『MICROMANCE』
向こうからMIKAちゃんがさけんだ。
「AKIさんたち、来週、バリに行くんだってー!」
「えー!ほんとー?」
AKIさんがさけんだ。
「ほーんーとー!」
「いいーなあー。ねえーBAKAー、AKIさんたち、バリに行くんだってー」
あいつはビールを飲み干した。
「聞こえてるよー」
「いーいーねー」
「ああ、いいねえー」
「……」
「GUUがノーベル賞の賞金で連れてってくれるんだろ?」
MIKAちゃんがさけんだ。
「バリの夕日は、砂浜までまっ赤に染めるんだってー!ちょっとMONKEYー、いいねー」
MONKEYはMIKAちゃんに「そうねえ」って言った。
夕日で砂までまっ赤、かー。ここの桜も夕日でまっ赤に染まるかなあ。そう言えば太陽がだいぶ傾いてるみたい。何時だろう。もう、三時半かー。
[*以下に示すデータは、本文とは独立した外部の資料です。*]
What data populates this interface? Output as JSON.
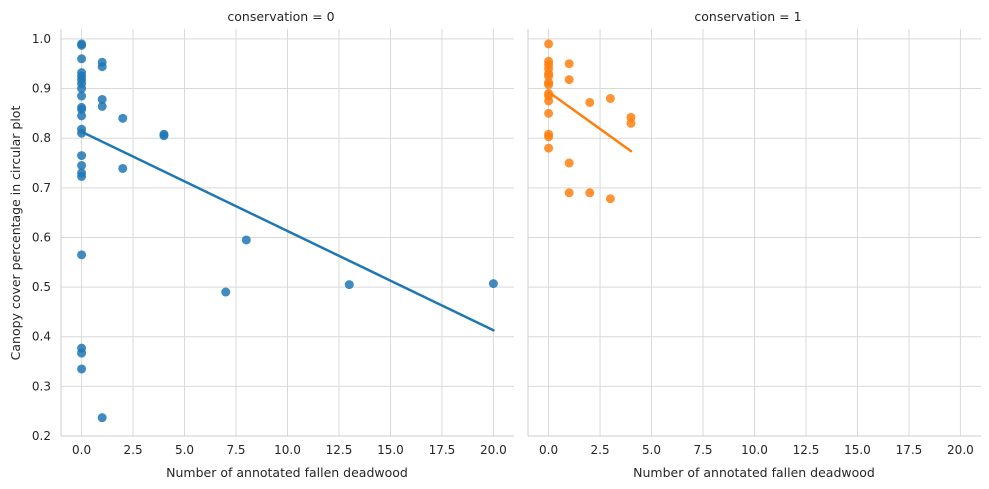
{
  "chart_data": {
    "type": "scatter",
    "ylabel": "Canopy cover percentage in circular plot",
    "ylim": [
      0.2,
      1.02
    ],
    "yticks": [
      "0.2",
      "0.3",
      "0.4",
      "0.5",
      "0.6",
      "0.7",
      "0.8",
      "0.9",
      "1.0"
    ],
    "yticks_values": [
      0.2,
      0.3,
      0.4,
      0.5,
      0.6,
      0.7,
      0.8,
      0.9,
      1.0
    ],
    "xlim": [
      -1.0,
      21.0
    ],
    "xticks": [
      "0.0",
      "2.5",
      "5.0",
      "7.5",
      "10.0",
      "12.5",
      "15.0",
      "17.5",
      "20.0"
    ],
    "xticks_values": [
      0,
      2.5,
      5,
      7.5,
      10,
      12.5,
      15,
      17.5,
      20
    ],
    "grid": true,
    "panels": [
      {
        "title": "conservation = 0",
        "xlabel": "Number of annotated fallen deadwood",
        "color": "#1f77b4",
        "points": [
          [
            0,
            0.99
          ],
          [
            0,
            0.987
          ],
          [
            0,
            0.96
          ],
          [
            0,
            0.932
          ],
          [
            0,
            0.925
          ],
          [
            0,
            0.918
          ],
          [
            0,
            0.91
          ],
          [
            0,
            0.9
          ],
          [
            0,
            0.885
          ],
          [
            0,
            0.862
          ],
          [
            0,
            0.858
          ],
          [
            0,
            0.845
          ],
          [
            0,
            0.818
          ],
          [
            0,
            0.81
          ],
          [
            0,
            0.765
          ],
          [
            0,
            0.745
          ],
          [
            0,
            0.73
          ],
          [
            0,
            0.723
          ],
          [
            0,
            0.565
          ],
          [
            0,
            0.377
          ],
          [
            0,
            0.367
          ],
          [
            0,
            0.335
          ],
          [
            1,
            0.953
          ],
          [
            1,
            0.944
          ],
          [
            1,
            0.878
          ],
          [
            1,
            0.864
          ],
          [
            1,
            0.237
          ],
          [
            2,
            0.84
          ],
          [
            2,
            0.739
          ],
          [
            4,
            0.808
          ],
          [
            4,
            0.805
          ],
          [
            7,
            0.49
          ],
          [
            8,
            0.595
          ],
          [
            13,
            0.505
          ],
          [
            20,
            0.507
          ]
        ],
        "regression": {
          "x": [
            0,
            20
          ],
          "y": [
            0.813,
            0.413
          ]
        }
      },
      {
        "title": "conservation = 1",
        "xlabel": "Number of annotated fallen deadwood",
        "color": "#ff7f0e",
        "points": [
          [
            0,
            0.99
          ],
          [
            0,
            0.955
          ],
          [
            0,
            0.948
          ],
          [
            0,
            0.94
          ],
          [
            0,
            0.93
          ],
          [
            0,
            0.925
          ],
          [
            0,
            0.912
          ],
          [
            0,
            0.908
          ],
          [
            0,
            0.89
          ],
          [
            0,
            0.885
          ],
          [
            0,
            0.875
          ],
          [
            0,
            0.85
          ],
          [
            0,
            0.808
          ],
          [
            0,
            0.803
          ],
          [
            0,
            0.78
          ],
          [
            1,
            0.95
          ],
          [
            1,
            0.918
          ],
          [
            1,
            0.75
          ],
          [
            1,
            0.69
          ],
          [
            2,
            0.872
          ],
          [
            2,
            0.69
          ],
          [
            3,
            0.88
          ],
          [
            3,
            0.678
          ],
          [
            4,
            0.842
          ],
          [
            4,
            0.83
          ]
        ],
        "regression": {
          "x": [
            0,
            4
          ],
          "y": [
            0.893,
            0.774
          ]
        }
      }
    ]
  }
}
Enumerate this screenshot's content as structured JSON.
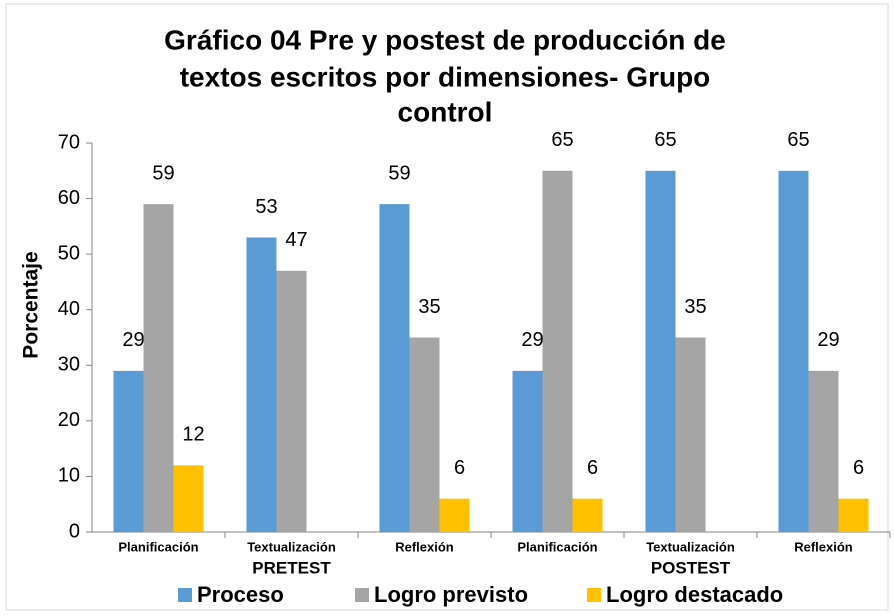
{
  "chart_data": {
    "type": "bar",
    "title": [
      "Gráfico 04 Pre y postest de producción de",
      "textos escritos por dimensiones- Grupo",
      "control"
    ],
    "y_label": "Porcentaje",
    "categories": [
      "Planificación",
      "Textualización",
      "Reflexión",
      "Planificación",
      "Textualización",
      "Reflexión"
    ],
    "groups": [
      "PRETEST",
      "POSTEST"
    ],
    "series": [
      {
        "name": "Proceso",
        "color": "#5b9bd5",
        "values": [
          29,
          53,
          59,
          29,
          65,
          65
        ]
      },
      {
        "name": "Logro previsto",
        "color": "#a5a5a5",
        "values": [
          59,
          47,
          35,
          65,
          35,
          29
        ]
      },
      {
        "name": "Logro destacado",
        "color": "#ffc000",
        "values": [
          12,
          null,
          6,
          6,
          null,
          6
        ]
      }
    ],
    "ylim": [
      0,
      70
    ],
    "yticks": [
      0,
      10,
      20,
      30,
      40,
      50,
      60,
      70
    ],
    "grid": false,
    "legend": "bottom"
  }
}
クーラーボックスの氷も小さくなって浮かんでる。お弁当もあいつが買ってきたつまみもほとんどなくなってる。ラジカセから流れる曲も、さっき聞いた覚えがある。
「あの」
KIDOくんがつぶやいた。
「なあに?」
「ミクロマンス、でしたよね?」
「私のデビュー作?そうだよー」
KIDOくんは目を落とした。
「それって、ある意味、すごく当たってるなあーって思うんですよ」
「どういうことー?」
「あの……例えば小説だったら、マクロ的視点から書くと、読者にぶつかってしまうって言うか……その……マクロって言うのは、ある意味『神』の視点で、その位置は唯一受け手に許された場所で、だから作者は、ミクロを敷き詰めていくことで、見えないマクロを描かなければならない……」
私はタバコに火をつけた。
「ロマンスはー?」
「ロマンスは……それはロマンスに限らないんですけど、視点には必ずなんらかの感情を交えて書かなければいけないと思うんですよ。感情って言ってもはっきり種類のわかる感情だけじゃなくて……なんて言うか、書き手としての自分という意識のない、つまり……ありふれた言い方で無意識、の中で書かなければいけない。じゃないと、ただの情報になってしまうと思うんです。生きた情報じゃなく、死んだ情報に。例えば悲しいときはそれなりに悲しくものが見えてしまう、みたいに。それは同時に人間を描くことでもあって……」
「ねえー!YASUKOちゃんたちはおみあげ、なにがいいー?!」
向こうからAKIさんがさけんだ。